The film was nominated for seven Oscars including Best Picture, director for Arthur Hiller, actor and actress for O’Neal and MacGraw, supporting actor for John Marley, who played Jenny’s warm farther, Lai’s score and Segal’s original screenplay. (Segal had written the novel based on his screenplay which was published in Feb. 1970).
But competition for Oscars was fierce with the top-notch bio-pic “Patton” the big winner at the 43rd annual Oscars on April 15, 1971. “Patton” won seven Academy Awards including Best Picture, director for Franklin Schaffner and George C. Scott for Best Actor, which he refused. Best Actress went to Glenda Jackson for “Women in Love.” John Mills received Best Supporting Actor for “Ryan’s Daughter” and Supporting Actress went to veteran Helen Hayes for “Airport.”
PREDICT the 2021 Oscar nominations through March 15
The only Oscar “Love Story” won was for Lai’s score. The late Lai told me for a 2001 L.A. Times piece on the film that he had turned initially turned down the assignment, for many reasons including the fact he would have to fly from Paris to Los Angeles and he hated planes. “I was already working on a Claude Lelouch film and finally, summer vacations were approaching, and I wanted to spend time with my family.” It was his friend Alain Delon, who was visiting Robert Evans, the Paramount Studio executive and MacGraw’s husband in La La Land, who called and insisted he watch the movie. A screening was set up in Paris. “I came out of the screening incredibly moved. I went straight home, sat at my keyboard and wrote that theme that very night.”

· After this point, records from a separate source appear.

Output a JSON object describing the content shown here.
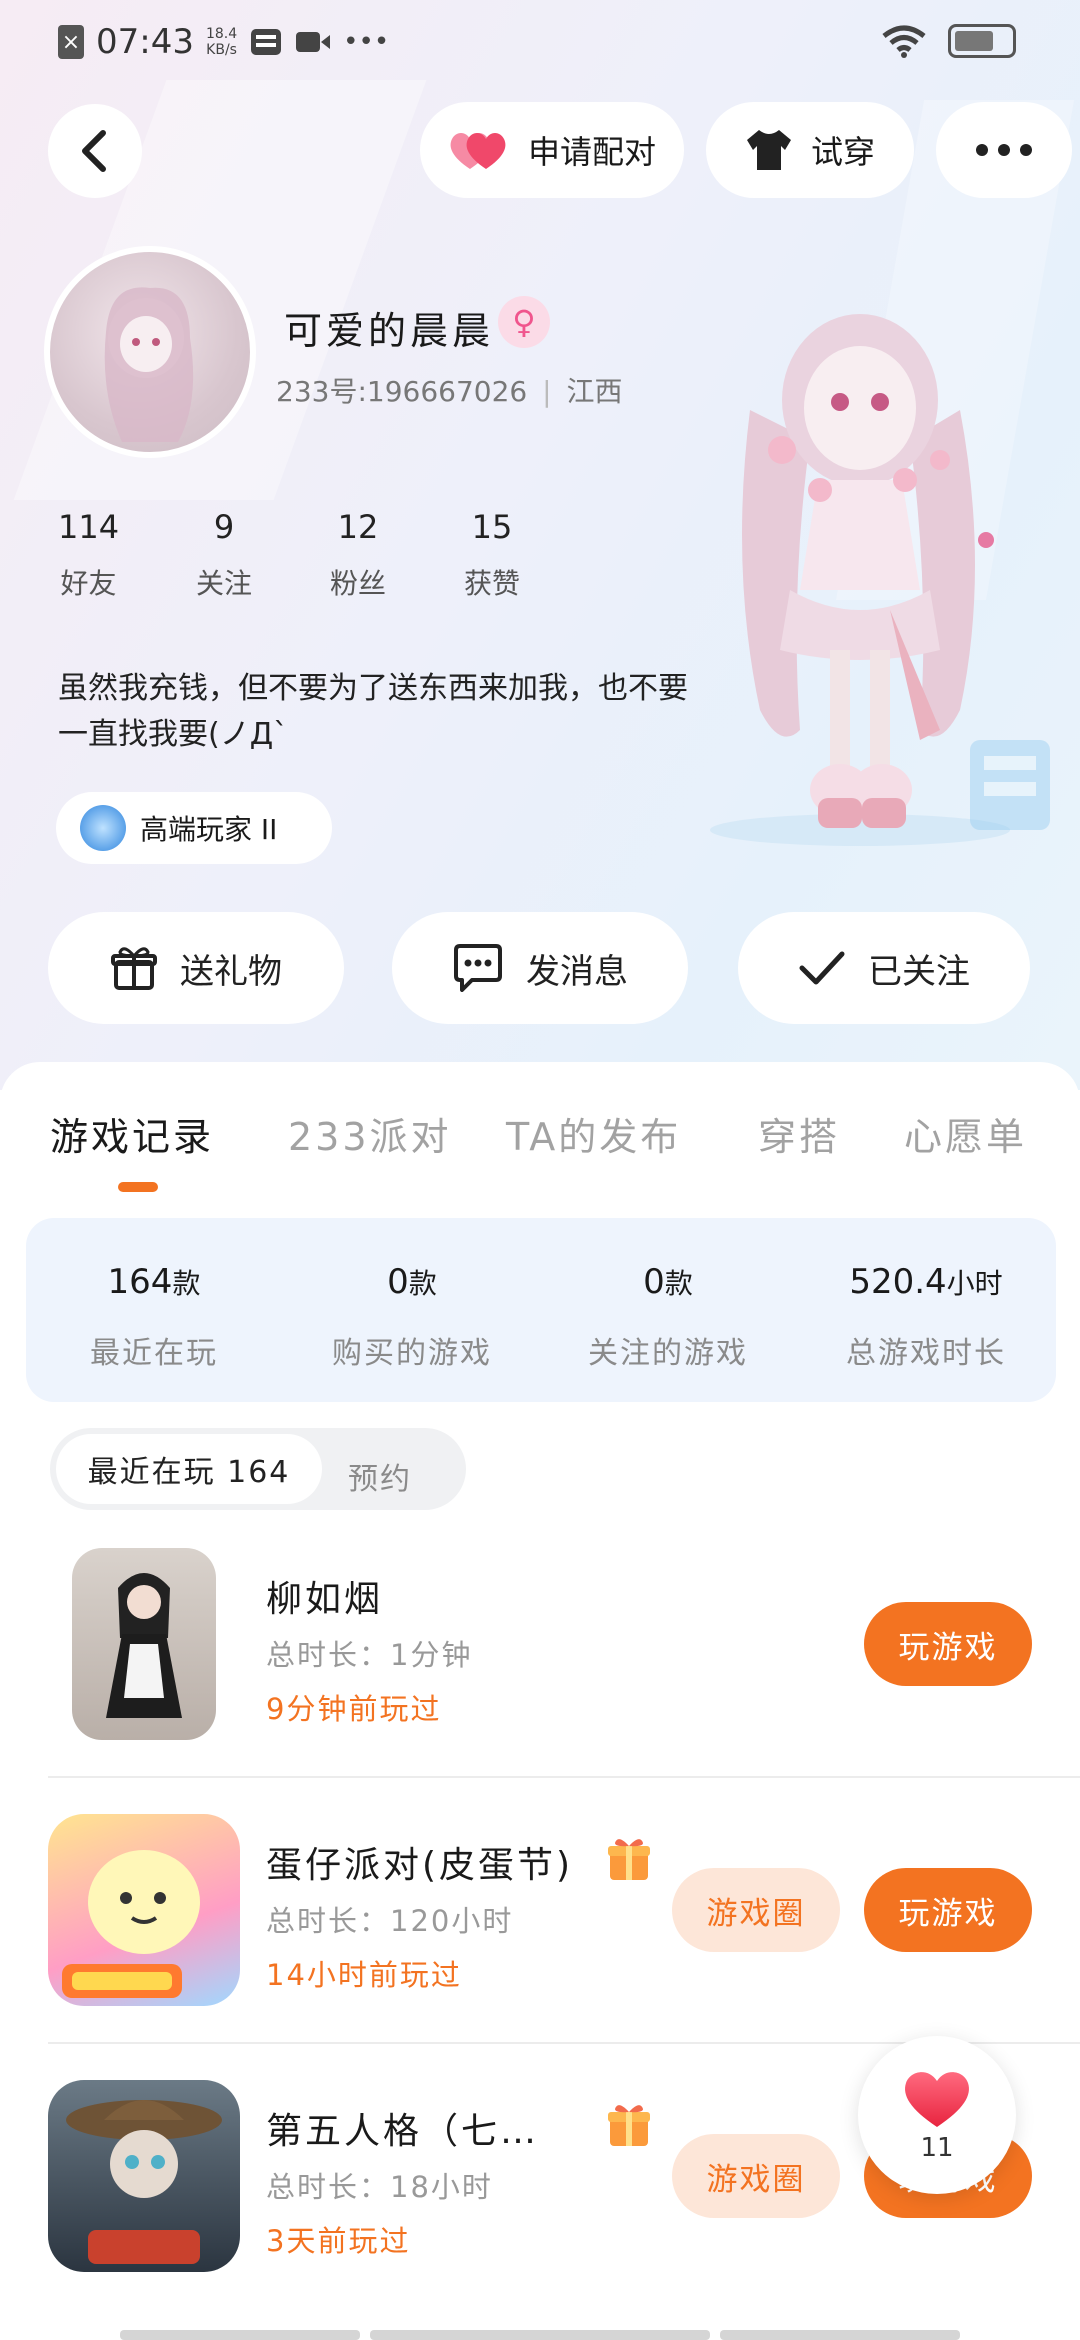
{
  "status_bar": {
    "time": "07:43",
    "speed_value": "18.4",
    "speed_unit": "KB/s",
    "dots": "•••",
    "icons": [
      "close-notification-icon",
      "sim-icon",
      "video-icon",
      "wifi-icon",
      "battery-icon"
    ]
  },
  "header": {
    "back_icon": "chevron-left-icon",
    "match_label": "申请配对",
    "tryon_label": "试穿",
    "more_icon": "more-dots-icon"
  },
  "profile": {
    "name": "可爱的晨晨",
    "gender_symbol": "♀",
    "uid_line": "233号:196667026",
    "location": "江西",
    "stats": [
      {
        "value": "114",
        "label": "好友"
      },
      {
        "value": "9",
        "label": "关注"
      },
      {
        "value": "12",
        "label": "粉丝"
      },
      {
        "value": "15",
        "label": "获赞"
      }
    ],
    "bio": "虽然我充钱，但不要为了送东西来加我，也不要一直找我要(ノД`",
    "badge_label": "高端玩家 II"
  },
  "actions": {
    "gift": "送礼物",
    "message": "发消息",
    "followed": "已关注"
  },
  "tabs": [
    "游戏记录",
    "233派对",
    "TA的发布",
    "穿搭",
    "心愿单"
  ],
  "summary": [
    {
      "value": "164",
      "unit": "款",
      "label": "最近在玩"
    },
    {
      "value": "0",
      "unit": "款",
      "label": "购买的游戏"
    },
    {
      "value": "0",
      "unit": "款",
      "label": "关注的游戏"
    },
    {
      "value": "520.4",
      "unit": "小时",
      "label": "总游戏时长"
    }
  ],
  "segment": {
    "active": "最近在玩 164",
    "inactive": "预约"
  },
  "games": [
    {
      "title": "柳如烟",
      "duration": "总时长：1分钟",
      "last_played": "9分钟前玩过",
      "play_label": "玩游戏"
    },
    {
      "title": "蛋仔派对(皮蛋节)",
      "duration": "总时长：120小时",
      "last_played": "14小时前玩过",
      "circle_label": "游戏圈",
      "play_label": "玩游戏"
    },
    {
      "title": "第五人格（七…",
      "duration": "总时长：18小时",
      "last_played": "3天前玩过",
      "circle_label": "游戏圈",
      "play_label": "玩游戏"
    }
  ],
  "float_like": {
    "count": "11"
  },
  "colors": {
    "accent": "#f37321",
    "accent_light": "#fde6d8",
    "heart": "#f0486a",
    "summary_bg": "#eef4fd"
  }
}
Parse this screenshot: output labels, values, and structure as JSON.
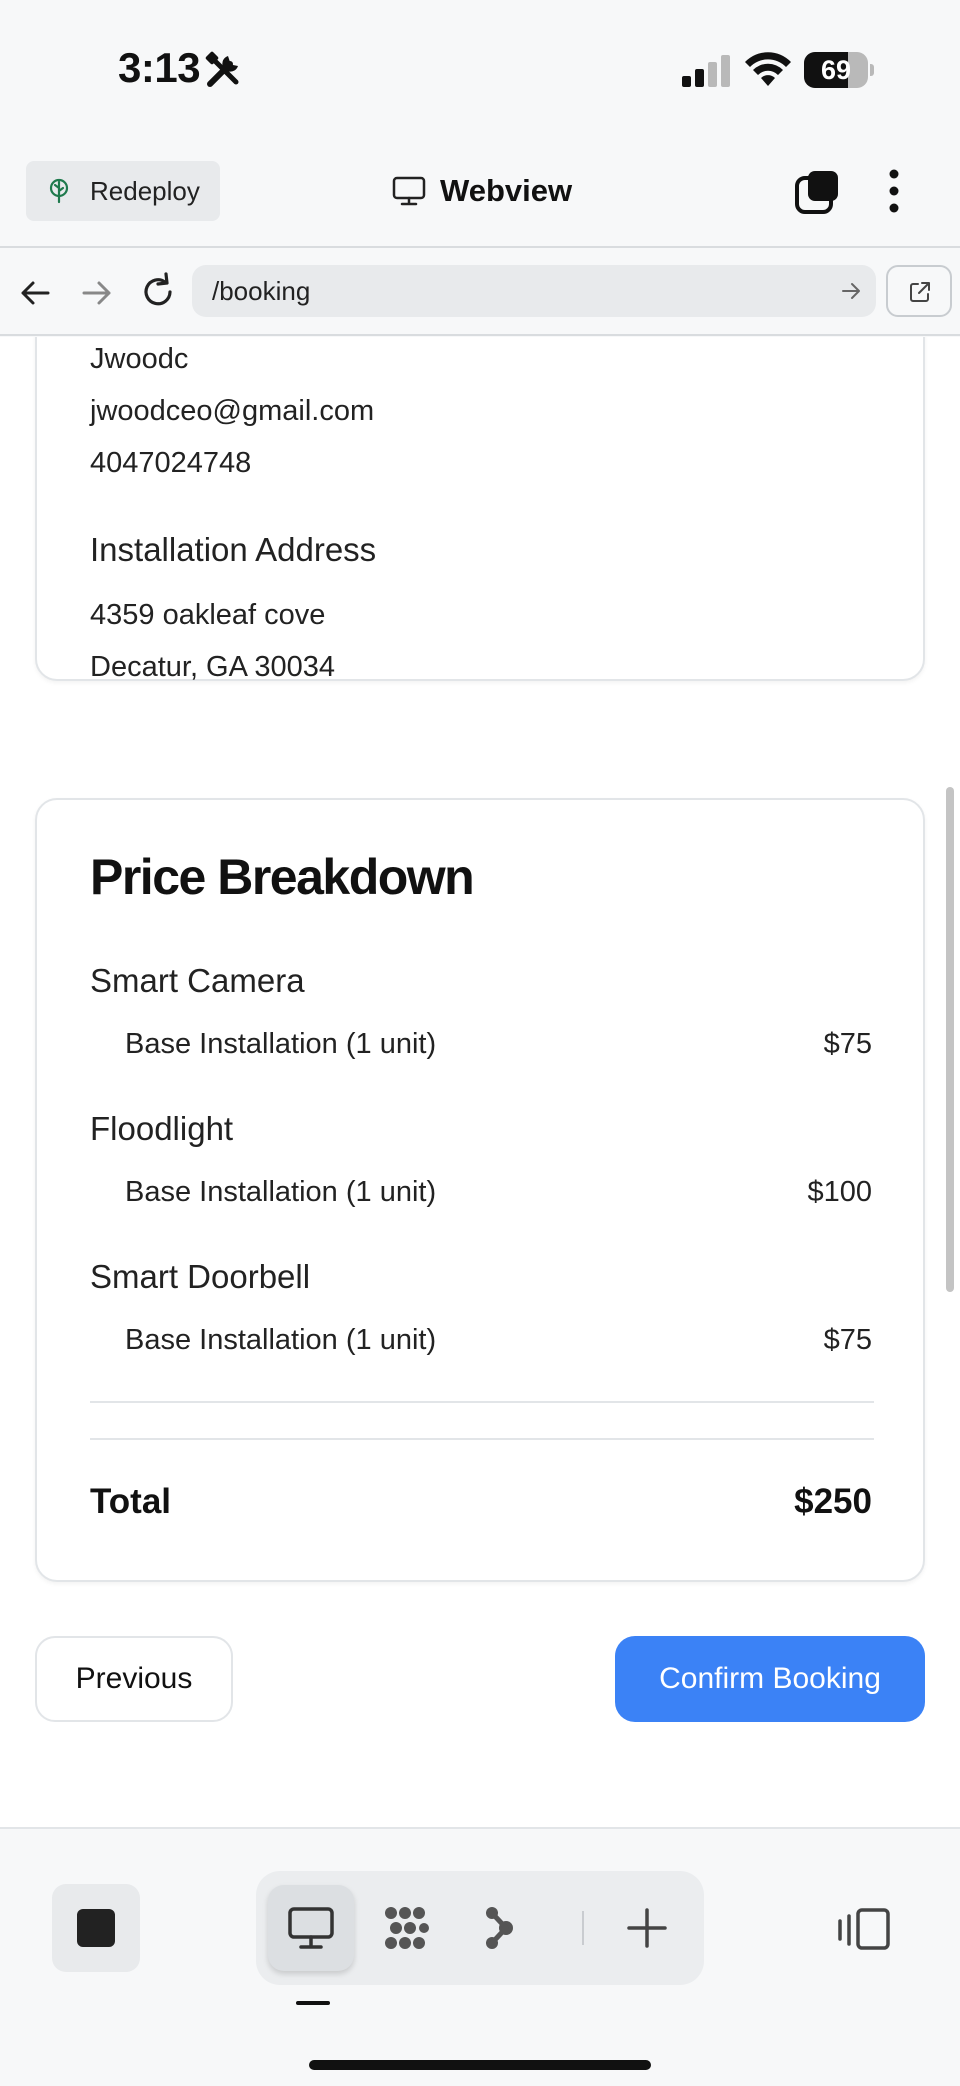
{
  "status_bar": {
    "time": "3:13",
    "battery_percent": "69",
    "battery_level": 0.69
  },
  "header": {
    "redeploy_label": "Redeploy",
    "title": "Webview"
  },
  "url_bar": {
    "url": "/booking"
  },
  "contact": {
    "name": "Jwoodc",
    "email": "jwoodceo@gmail.com",
    "phone": "4047024748",
    "address_heading": "Installation Address",
    "address_line1": "4359 oakleaf cove",
    "address_line2": "Decatur, GA 30034"
  },
  "price_breakdown": {
    "title": "Price Breakdown",
    "groups": [
      {
        "name": "Smart Camera",
        "item": "Base Installation (1 unit)",
        "price": "$75"
      },
      {
        "name": "Floodlight",
        "item": "Base Installation (1 unit)",
        "price": "$100"
      },
      {
        "name": "Smart Doorbell",
        "item": "Base Installation (1 unit)",
        "price": "$75"
      }
    ],
    "total_label": "Total",
    "total_value": "$250"
  },
  "actions": {
    "previous_label": "Previous",
    "confirm_label": "Confirm Booking"
  },
  "icons": {
    "status": [
      "tools-icon",
      "signal-icon",
      "wifi-icon",
      "battery-icon"
    ],
    "header": [
      "tree-icon",
      "monitor-icon",
      "tabs-icon",
      "more-vertical-icon"
    ],
    "nav": [
      "arrow-left-icon",
      "arrow-right-icon",
      "reload-icon",
      "arrow-right-small-icon",
      "external-link-icon"
    ],
    "toolbar": [
      "stop-icon",
      "monitor-icon",
      "dots-grid-icon",
      "branch-icon",
      "plus-icon",
      "devices-icon"
    ]
  },
  "colors": {
    "accent": "#3b82f6",
    "background": "#f7f8f9",
    "card_border": "#e2e5e8"
  }
}
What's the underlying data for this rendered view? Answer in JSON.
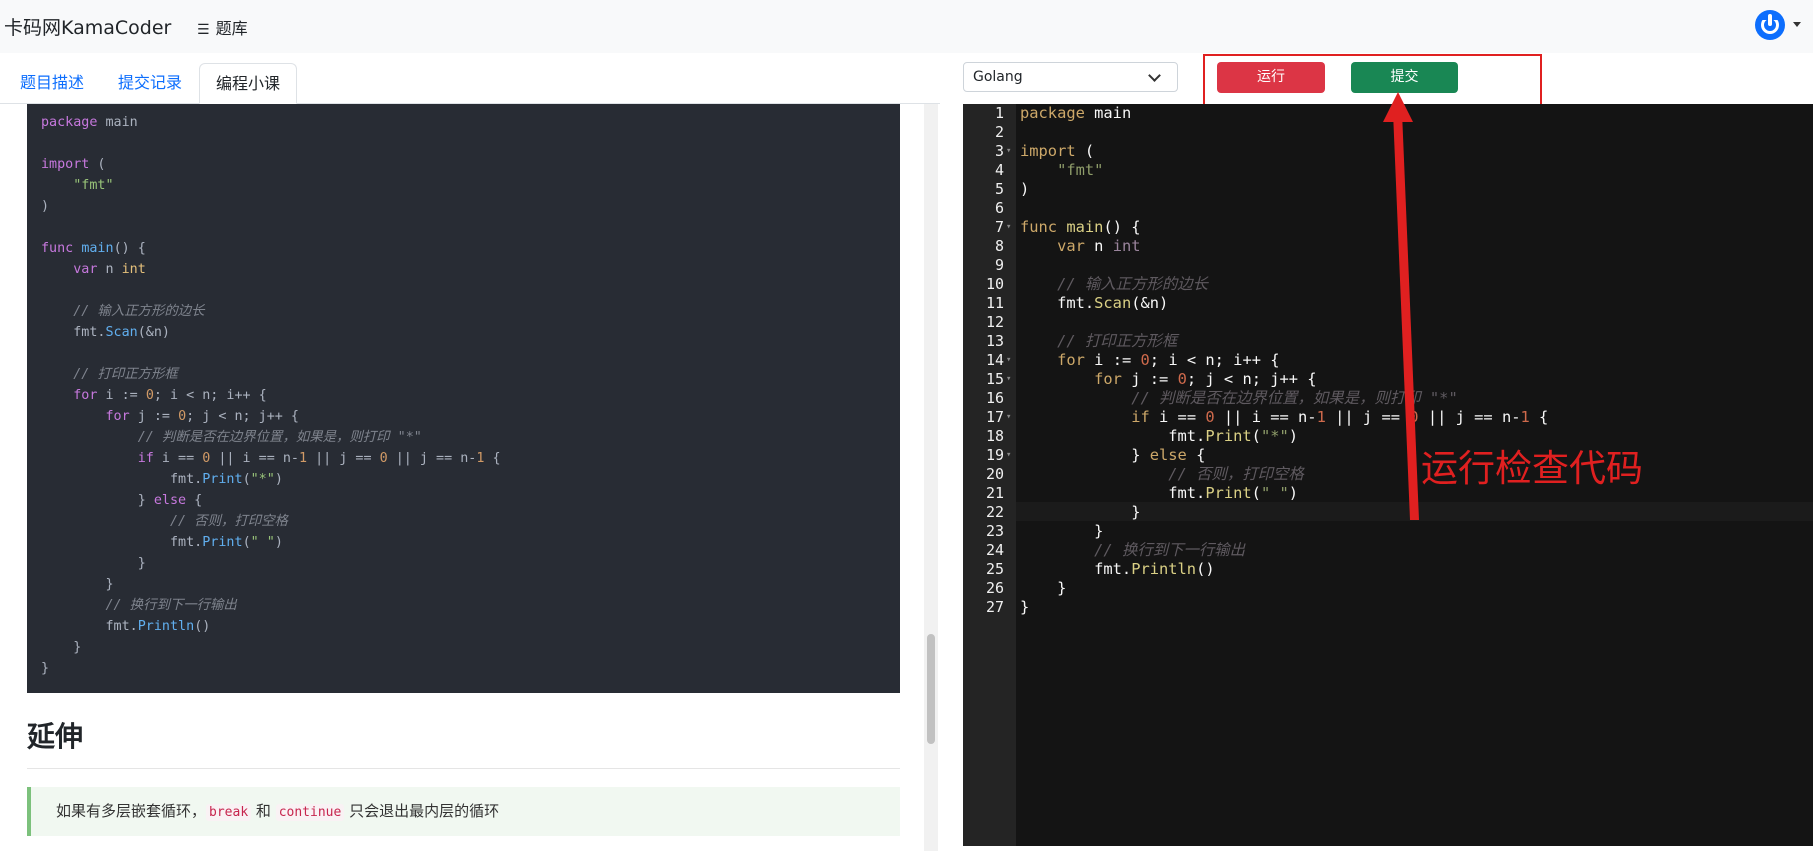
{
  "topbar": {
    "brand": "卡码网KamaCoder",
    "menu_label": "题库"
  },
  "tabs": [
    {
      "label": "题目描述"
    },
    {
      "label": "提交记录"
    },
    {
      "label": "编程小课"
    }
  ],
  "left_code": {
    "code": "package main\n\nimport (\n    \"fmt\"\n)\n\nfunc main() {\n    var n int\n\n    // 输入正方形的边长\n    fmt.Scan(&n)\n\n    // 打印正方形框\n    for i := 0; i < n; i++ {\n        for j := 0; j < n; j++ {\n            // 判断是否在边界位置，如果是，则打印 \"*\"\n            if i == 0 || i == n-1 || j == 0 || j == n-1 {\n                fmt.Print(\"*\")\n            } else {\n                // 否则，打印空格\n                fmt.Print(\" \")\n            }\n        }\n        // 换行到下一行输出\n        fmt.Println()\n    }\n}"
  },
  "extend": {
    "heading": "延伸",
    "tip_prefix": "如果有多层嵌套循环，",
    "tip_code1": "break",
    "tip_mid": " 和 ",
    "tip_code2": "continue",
    "tip_suffix": " 只会退出最内层的循环"
  },
  "editor": {
    "language": "Golang",
    "run_label": "运行",
    "submit_label": "提交",
    "line_count": 27,
    "active_line": 22,
    "code": "package main\n\nimport (\n    \"fmt\"\n)\n\nfunc main() {\n    var n int\n\n    // 输入正方形的边长\n    fmt.Scan(&n)\n\n    // 打印正方形框\n    for i := 0; i < n; i++ {\n        for j := 0; j < n; j++ {\n            // 判断是否在边界位置，如果是，则打印 \"*\"\n            if i == 0 || i == n-1 || j == 0 || j == n-1 {\n                fmt.Print(\"*\")\n            } else {\n                // 否则，打印空格\n                fmt.Print(\" \")\n            }\n        }\n        // 换行到下一行输出\n        fmt.Println()\n    }\n}"
  },
  "annotation": {
    "text": "运行检查代码",
    "color": "#e02020"
  },
  "colors": {
    "run": "#dc3545",
    "submit": "#198754",
    "link": "#0d6efd",
    "editor_bg": "#141414"
  }
}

“Love Story” is still popular. A few years back, O’Neal, 79, and MacGraw, 81, did a successful tour of A.R. Gurney’s ‘Love Story.” On Feb. 12, they received their stars on the Hollywood Walk of Fame. And Paramount Pictures Home Entertainment recently released a special Blu-ray of the movie newly restored from a 4K film transfer.
The late Segal talked about why “Love Story” struck such a chord with me in 2001. He noted the film was released during the height of the Vietnam War and “a lot of ‘Monday morning quarterbacks’ have posited a cause-and-effect relationship between the brutalities of the Vietnam War as begetting the sentimentality of ‘Love Story.’ If this is all accurate, it was subconscious on my part. I know it proved to be a balm for agonized American psyches, but I take no credit for it. I was not prescient; I was just lucky enough to be in right place at the right time.”
“I just think it hit at the right time,” the late Hiller told me in 2001. “I think people were ready for saying that two people can just get along for love alone-that they can understand each other. I am sure Erich didn’t say in his mind, ‘This is the time to write this,’ but he was obviously feeling it. We were all feeling it.”